2262. Total Appeal of A String
Description
The appeal of a string is the number of distinct characters found in the string.
- For example, the appeal of
"abbca"is3because it has3distinct characters:'a','b', and'c'.
Given a string s, return the total appeal of all of its substrings.
A substring is a contiguous sequence of characters within a string.
Example 1:
Input: s = "abbca" Output: 28 Explanation: The following are the substrings of "abbca": - Substrings of length 1: "a", "b", "b", "c", "a" have an appeal of 1, 1, 1, 1, and 1 respectively. The sum is 5. - Substrings of length 2: "ab", "bb", "bc", "ca" have an appeal of 2, 1, 2, and 2 respectively. The sum is 7. - Substrings of length 3: "abb", "bbc", "bca" have an appeal of 2, 2, and 3 respectively. The sum is 7. - Substrings of length 4: "abbc", "bbca" have an appeal of 3 and 3 respectively. The sum is 6. - Substrings of length 5: "abbca" has an appeal of 3. The sum is 3. The total sum is 5 + 7 + 7 + 6 + 3 = 28.
Example 2:
Input: s = "code" Output: 20 Explanation: The following are the substrings of "code": - Substrings of length 1: "c", "o", "d", "e" have an appeal of 1, 1, 1, and 1 respectively. The sum is 4. - Substrings of length 2: "co", "od", "de" have an appeal of 2, 2, and 2 respectively. The sum is 6. - Substrings of length 3: "cod", "ode" have an appeal of 3 and 3 respectively. The sum is 6. - Substrings of length 4: "code" has an appeal of 4. The sum is 4. The total sum is 4 + 6 + 6 + 4 = 20.
Constraints:
1 <= s.length <= 105sconsists of lowercase English letters.
Solutions
Solution 1: Enumeration
We can enumerate all the substrings that end with each character \(s[i]\) and calculate their gravitational value sum \(t\). Finally, we add up all the \(t\) to get the total gravitational value sum.

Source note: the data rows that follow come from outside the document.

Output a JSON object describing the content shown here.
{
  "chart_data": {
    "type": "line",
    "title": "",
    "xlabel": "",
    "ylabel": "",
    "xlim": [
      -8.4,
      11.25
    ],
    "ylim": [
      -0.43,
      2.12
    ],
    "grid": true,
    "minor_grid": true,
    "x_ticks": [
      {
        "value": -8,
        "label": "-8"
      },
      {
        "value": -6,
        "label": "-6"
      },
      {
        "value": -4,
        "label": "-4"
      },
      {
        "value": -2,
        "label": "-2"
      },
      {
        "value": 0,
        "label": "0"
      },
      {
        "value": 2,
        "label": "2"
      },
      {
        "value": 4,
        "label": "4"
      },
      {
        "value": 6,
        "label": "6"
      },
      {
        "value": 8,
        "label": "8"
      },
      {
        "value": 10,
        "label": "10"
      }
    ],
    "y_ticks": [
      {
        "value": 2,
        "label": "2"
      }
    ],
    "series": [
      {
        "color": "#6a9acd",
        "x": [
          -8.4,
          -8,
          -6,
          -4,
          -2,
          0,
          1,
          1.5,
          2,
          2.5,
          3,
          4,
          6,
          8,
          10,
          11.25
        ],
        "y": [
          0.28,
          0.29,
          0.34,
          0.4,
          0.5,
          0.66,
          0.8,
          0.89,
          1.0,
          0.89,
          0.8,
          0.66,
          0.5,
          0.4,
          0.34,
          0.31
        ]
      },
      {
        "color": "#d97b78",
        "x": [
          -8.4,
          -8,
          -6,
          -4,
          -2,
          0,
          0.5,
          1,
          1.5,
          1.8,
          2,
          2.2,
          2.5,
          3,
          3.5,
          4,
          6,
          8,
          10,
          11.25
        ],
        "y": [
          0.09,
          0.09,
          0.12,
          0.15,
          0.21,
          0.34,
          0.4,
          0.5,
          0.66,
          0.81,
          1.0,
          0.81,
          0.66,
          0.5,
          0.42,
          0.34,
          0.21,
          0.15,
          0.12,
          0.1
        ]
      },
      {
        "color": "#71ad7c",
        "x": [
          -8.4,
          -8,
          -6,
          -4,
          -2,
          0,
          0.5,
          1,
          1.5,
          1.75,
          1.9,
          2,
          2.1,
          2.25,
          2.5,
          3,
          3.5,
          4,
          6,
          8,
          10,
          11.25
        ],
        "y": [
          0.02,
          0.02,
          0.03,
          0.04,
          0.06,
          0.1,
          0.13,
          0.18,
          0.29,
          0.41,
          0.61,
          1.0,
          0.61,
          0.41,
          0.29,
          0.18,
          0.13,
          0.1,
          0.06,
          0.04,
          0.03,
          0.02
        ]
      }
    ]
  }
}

When we reach \(s[i]\), which is added to the end of the substring that ends with \(s[i-1]\), we consider the change of the gravitational value sum \(t\):
If \(s[i]\) has not appeared before, then the gravitational value of all substrings that end with \(s[i-1]\) will increase by \(1\), and there are a total of \(i\) such substrings. Therefore, \(t\) increases by \(i\), plus the gravitational value of \(s[i]\) itself, which is \(1\). Therefore, \(t\) increases by a total of \(i+1\).
If \(s[i]\) has appeared before, let the last appearance position be \(j\). Then we add \(s[i]\) to the end of the substrings \(s[0..i-1]\), \([1..i-1]\), \(s[2..i-1]\), \(\cdots\), \(s[j..i-1]\). The gravitational value of these substrings will not change because \(s[i]\) has already appeared in these substrings. The gravitational value of the substrings \(s[j+1..i-1]\), \(s[j+2..i-1]\), \(\cdots\), \(s[i-1]\) will increase by \(1\), and there are a total of \(i-j-1\) such substrings. Therefore, \(t\) increases by \(i-j-1\), plus the gravitational value of \(s[i]\) itself, which is \(1\). Therefore, \(t\) increases by a total of \(i-j\). Therefore, we can use an array \(pos\) to record the last appearance position of each character. Initially, all positions are set to \(-1\).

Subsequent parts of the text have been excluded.